Just ahead of the 2016 election, former Trump attorney Rudy Giuliani told the nation in a Fox News interview that the Trump campaign had a "big surprise" regarding the ginned-up Hillary Clinton email controversy. The former New York City mayor even went so far as to suggest that the FBI had been leaking info about the agency's probe directly to Giuliani for Trump's political gain.
But according to a newly released 2018 transcript of Giuliani's interview with Justice Department investigators probing a potential leak, it all appears to have been a complete lie.
Giuliani explained to federal officials that it's OK to "throw a fake" while campaigning.
The revelation, first reported by The Washington Post, stems from a transcript obtained by the Project on Government Oversight of Giuliani's 2018 interview with federal officials in Trump's D.C. hotel. During the interview, FBI agents working on behalf of the Justice Department inspector general questioned the longtime attorney whose law license was recently suspended on whether agency officials had leaked him sensitive info about Clinton's email fiasco back in 2016.
In response, Giuliani's legal counselor Marc Mukasey said that the threshold for truth-telling is much lower in campaigns than it is for typical legal affairs.
"In the heat of a political campaign, on television, I'm not saying Rudy necessarily, but everybody embellishes everything," Mukasey explained. "You're under no obligation to tell the truth."
Giuliani, a former federal prosecutor for New York City, even added: "You could throw a fake."
"Fake news, right?" a federal official asked.
"Right," Mukasey replied.
Earlier this month, the Justice Department inspector general concluded that he could not find any evidence that FBI agents leaked info about the Clinton email investigation to Giuliani, putting to rest longstanding concerns that the agency had actively undermined her candidacy.
But back in 2016, two days before then-FBI Director James B. Comey reopened a probe into Clinton's email affair, Giuliani had gone on Fox News to tell viewers that he had "a surprise or two that you're going to hear about in the next few days. I mean, I'm talking about some pretty big surprises."
Many took this claim to be indicative of a clandestine back channel between the former New York Mayor and the FBI, even though Giuliani later walked his rhetoric back as the weeks dragged on.
In 2018, during his formal interview with the FBI, Giuliani struck a different tone, claiming that Comey's probe was in fact "a shock" to him. He suggested that, at most, he may have heard control room gossip about the investigation.

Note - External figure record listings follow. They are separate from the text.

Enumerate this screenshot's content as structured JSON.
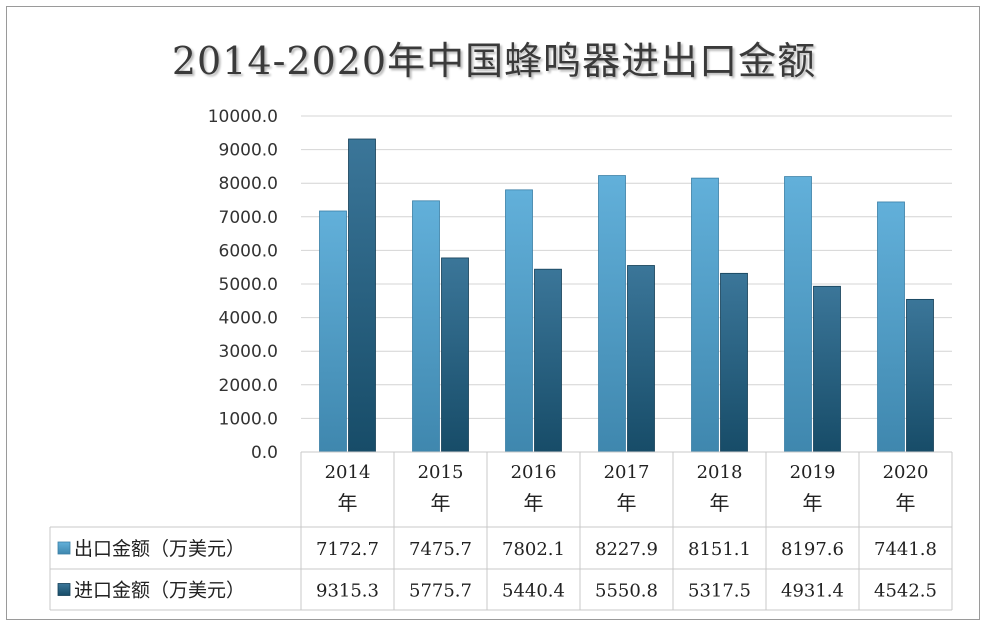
{
  "chart_data": {
    "type": "bar",
    "title": "2014-2020年中国蜂鸣器进出口金额",
    "categories": [
      "2014",
      "2015",
      "2016",
      "2017",
      "2018",
      "2019",
      "2020"
    ],
    "category_suffix": "年",
    "series": [
      {
        "name": "出口金额（万美元）",
        "color": "#5ba7cf",
        "values": [
          7172.7,
          7475.7,
          7802.1,
          8227.9,
          8151.1,
          8197.6,
          7441.8
        ]
      },
      {
        "name": "进口金额（万美元）",
        "color": "#2a6485",
        "values": [
          9315.3,
          5775.7,
          5440.4,
          5550.8,
          5317.5,
          4931.4,
          4542.5
        ]
      }
    ],
    "yticks": [
      "0.0",
      "1000.0",
      "2000.0",
      "3000.0",
      "4000.0",
      "5000.0",
      "6000.0",
      "7000.0",
      "8000.0",
      "9000.0",
      "10000.0"
    ],
    "ylim": [
      0,
      10000
    ],
    "grid": true,
    "legend": "data-table"
  }
}
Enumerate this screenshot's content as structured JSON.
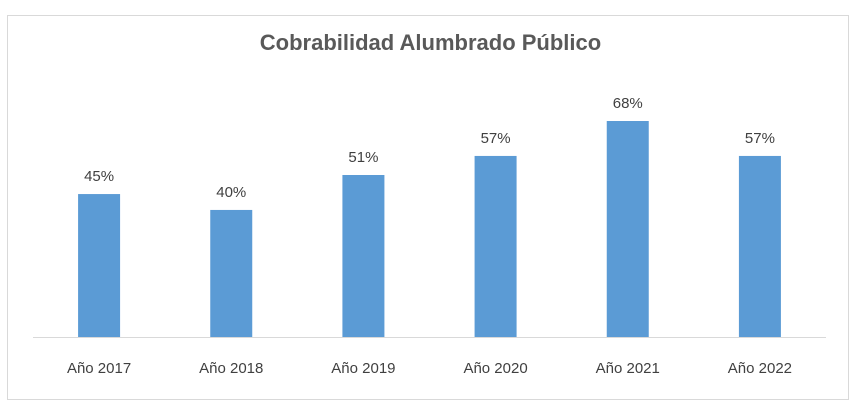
{
  "chart_data": {
    "type": "bar",
    "title": "Cobrabilidad Alumbrado Público",
    "xlabel": "",
    "ylabel": "",
    "categories": [
      "Año 2017",
      "Año 2018",
      "Año 2019",
      "Año 2020",
      "Año 2021",
      "Año 2022"
    ],
    "values": [
      45,
      40,
      51,
      57,
      68,
      57
    ],
    "data_labels": [
      "45%",
      "40%",
      "51%",
      "57%",
      "68%",
      "57%"
    ],
    "ylim": [
      0,
      68
    ],
    "grid": false,
    "legend": "none",
    "bar_color": "#5b9bd5",
    "axis_color": "#d9d9d9"
  }
}
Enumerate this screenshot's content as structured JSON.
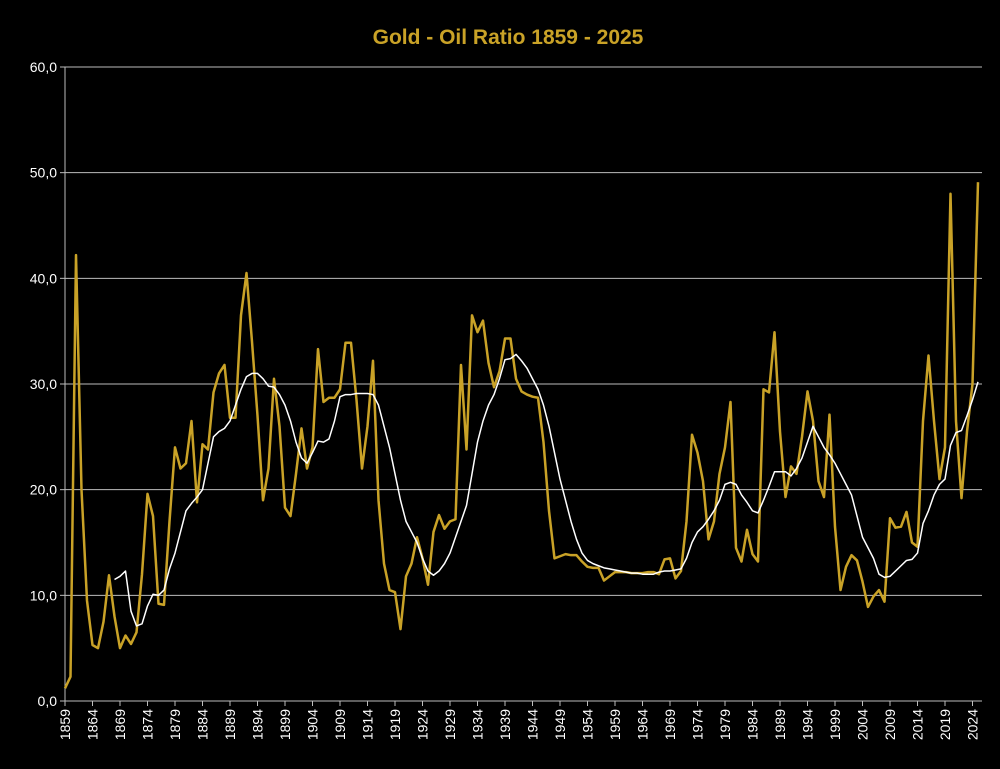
{
  "chart_data": {
    "type": "line",
    "title": "Gold - Oil Ratio 1859 - 2025",
    "categories": [
      "1859",
      null,
      null,
      null,
      null,
      "1864",
      null,
      null,
      null,
      null,
      "1869",
      null,
      null,
      null,
      null,
      "1874",
      null,
      null,
      null,
      null,
      "1879",
      null,
      null,
      null,
      null,
      "1884",
      null,
      null,
      null,
      null,
      "1889",
      null,
      null,
      null,
      null,
      "1894",
      null,
      null,
      null,
      null,
      "1899",
      null,
      null,
      null,
      null,
      "1904",
      null,
      null,
      null,
      null,
      "1909",
      null,
      null,
      null,
      null,
      "1914",
      null,
      null,
      null,
      null,
      "1919",
      null,
      null,
      null,
      null,
      "1924",
      null,
      null,
      null,
      null,
      "1929",
      null,
      null,
      null,
      null,
      "1934",
      null,
      null,
      null,
      null,
      "1939",
      null,
      null,
      null,
      null,
      "1944",
      null,
      null,
      null,
      null,
      "1949",
      null,
      null,
      null,
      null,
      "1954",
      null,
      null,
      null,
      null,
      "1959",
      null,
      null,
      null,
      null,
      "1964",
      null,
      null,
      null,
      null,
      "1969",
      null,
      null,
      null,
      null,
      "1974",
      null,
      null,
      null,
      null,
      "1979",
      null,
      null,
      null,
      null,
      "1984",
      null,
      null,
      null,
      null,
      "1989",
      null,
      null,
      null,
      null,
      "1994",
      null,
      null,
      null,
      null,
      "1999",
      null,
      null,
      null,
      null,
      "2004",
      null,
      null,
      null,
      null,
      "2009",
      null,
      null,
      null,
      null,
      "2014",
      null,
      null,
      null,
      null,
      "2019",
      null,
      null,
      null,
      null,
      "2024",
      null
    ],
    "series": [
      {
        "color": "#c9a227",
        "width": 2.5,
        "values": [
          1.2,
          2.3,
          42.2,
          20,
          9.5,
          5.3,
          5.0,
          7.5,
          11.9,
          8,
          5.0,
          6.2,
          5.4,
          6.5,
          12,
          19.6,
          17.5,
          9.2,
          9.1,
          17,
          24,
          22,
          22.5,
          26.5,
          18.8,
          24.3,
          23.8,
          29.2,
          31,
          31.8,
          26.8,
          26.8,
          36.5,
          40.5,
          34,
          27,
          19,
          22,
          30.5,
          26,
          18.3,
          17.5,
          21.5,
          25.8,
          22,
          24,
          33.3,
          28.3,
          28.7,
          28.7,
          29.5,
          33.9,
          33.9,
          28.5,
          22,
          26,
          32.2,
          19,
          13,
          10.5,
          10.3,
          6.8,
          11.8,
          13,
          15.5,
          13.5,
          11,
          16,
          17.6,
          16.3,
          17.0,
          17.2,
          31.8,
          23.8,
          36.5,
          34.9,
          36,
          32,
          29.7,
          31.2,
          34.3,
          34.3,
          30.5,
          29.3,
          29,
          28.8,
          28.7,
          24.5,
          18,
          13.5,
          13.7,
          13.9,
          13.8,
          13.8,
          13.2,
          12.7,
          12.6,
          12.6,
          11.4,
          11.8,
          12.2,
          12.2,
          12.2,
          12.1,
          12.1,
          12.1,
          12.2,
          12.2,
          12.0,
          13.4,
          13.5,
          11.6,
          12.3,
          17,
          25.2,
          23.5,
          20.8,
          15.3,
          17,
          21.5,
          24,
          28.3,
          14.5,
          13.2,
          16.2,
          13.9,
          13.2,
          29.5,
          29.2,
          34.9,
          25.5,
          19.3,
          22.2,
          21.5,
          25,
          29.3,
          26.5,
          20.8,
          19.3,
          27.1,
          16.5,
          10.5,
          12.7,
          13.8,
          13.3,
          11.3,
          8.9,
          9.9,
          10.5,
          9.4,
          17.3,
          16.4,
          16.5,
          17.9,
          15,
          14.6,
          26.5,
          32.7,
          26.5,
          21,
          24,
          48,
          26.5,
          19.2,
          25.5,
          30,
          49.1
        ]
      },
      {
        "color": "#ffffff",
        "width": 1.5,
        "values": [
          null,
          null,
          null,
          null,
          null,
          null,
          null,
          null,
          null,
          11.5,
          11.8,
          12.3,
          8.5,
          7.1,
          7.3,
          9,
          10.1,
          10.0,
          10.5,
          12.5,
          14,
          16,
          18,
          18.7,
          19.3,
          20,
          22.5,
          25,
          25.5,
          25.8,
          26.5,
          28,
          29.5,
          30.7,
          31,
          31,
          30.5,
          29.8,
          29.7,
          29,
          28,
          26.5,
          24.5,
          23,
          22.5,
          23.5,
          24.6,
          24.5,
          24.8,
          26.5,
          28.8,
          29,
          29,
          29.1,
          29.1,
          29.1,
          29.0,
          28,
          26,
          24,
          21.5,
          19,
          17,
          16,
          15,
          13.5,
          12.3,
          11.9,
          12.3,
          13,
          14,
          15.5,
          17,
          18.5,
          21.5,
          24.5,
          26.5,
          28,
          29,
          30.5,
          32.3,
          32.4,
          32.8,
          32.2,
          31.5,
          30.5,
          29.5,
          28,
          26,
          23.5,
          21,
          19,
          17,
          15.3,
          14,
          13.3,
          13.0,
          12.8,
          12.6,
          12.5,
          12.4,
          12.3,
          12.2,
          12.1,
          12.1,
          12.0,
          12.0,
          12.0,
          12.2,
          12.3,
          12.3,
          12.4,
          12.5,
          13.5,
          15,
          16,
          16.5,
          17.2,
          18,
          19,
          20.5,
          20.7,
          20.5,
          19.5,
          18.8,
          18,
          17.8,
          19,
          20.3,
          21.7,
          21.7,
          21.7,
          21.3,
          22,
          23,
          24.5,
          26,
          25,
          24,
          23.3,
          22.5,
          21.5,
          20.5,
          19.5,
          17.5,
          15.5,
          14.5,
          13.5,
          12,
          11.7,
          11.8,
          12.3,
          12.8,
          13.3,
          13.4,
          14,
          16.8,
          18,
          19.5,
          20.5,
          21,
          24.2,
          25.4,
          25.6,
          27,
          28.5,
          30.2
        ]
      }
    ],
    "ylim": [
      0,
      60
    ],
    "yticks": [
      {
        "value": 0,
        "label": "0,0"
      },
      {
        "value": 10,
        "label": "10,0"
      },
      {
        "value": 20,
        "label": "20,0"
      },
      {
        "value": 30,
        "label": "30,0"
      },
      {
        "value": 40,
        "label": "40,0"
      },
      {
        "value": 50,
        "label": "50,0"
      },
      {
        "value": 60,
        "label": "60,0"
      }
    ],
    "grid": true
  }
}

The revelation is just the latest in Giuliani's string of alleged and proven improprieties before, during, and after Trump's presidency.
Back in June, the former prosecutor's law license was suspended by the state of New York over his promotion of Trump's baseless allegations of fraud in the 2020 election. Giuliani is currently facing a federal investigation into his relationship with various Ukrainian officials leading up to the 2020 election.
The former New York mayor is also said to be on the brink of bankruptcy amid a multibillion dollar defamation lawsuit leveled against him by voting technology company Dominion for pushing the erroneous notion that the firm tampered with its own vote-counting machines to sabotage Trump's political prospects.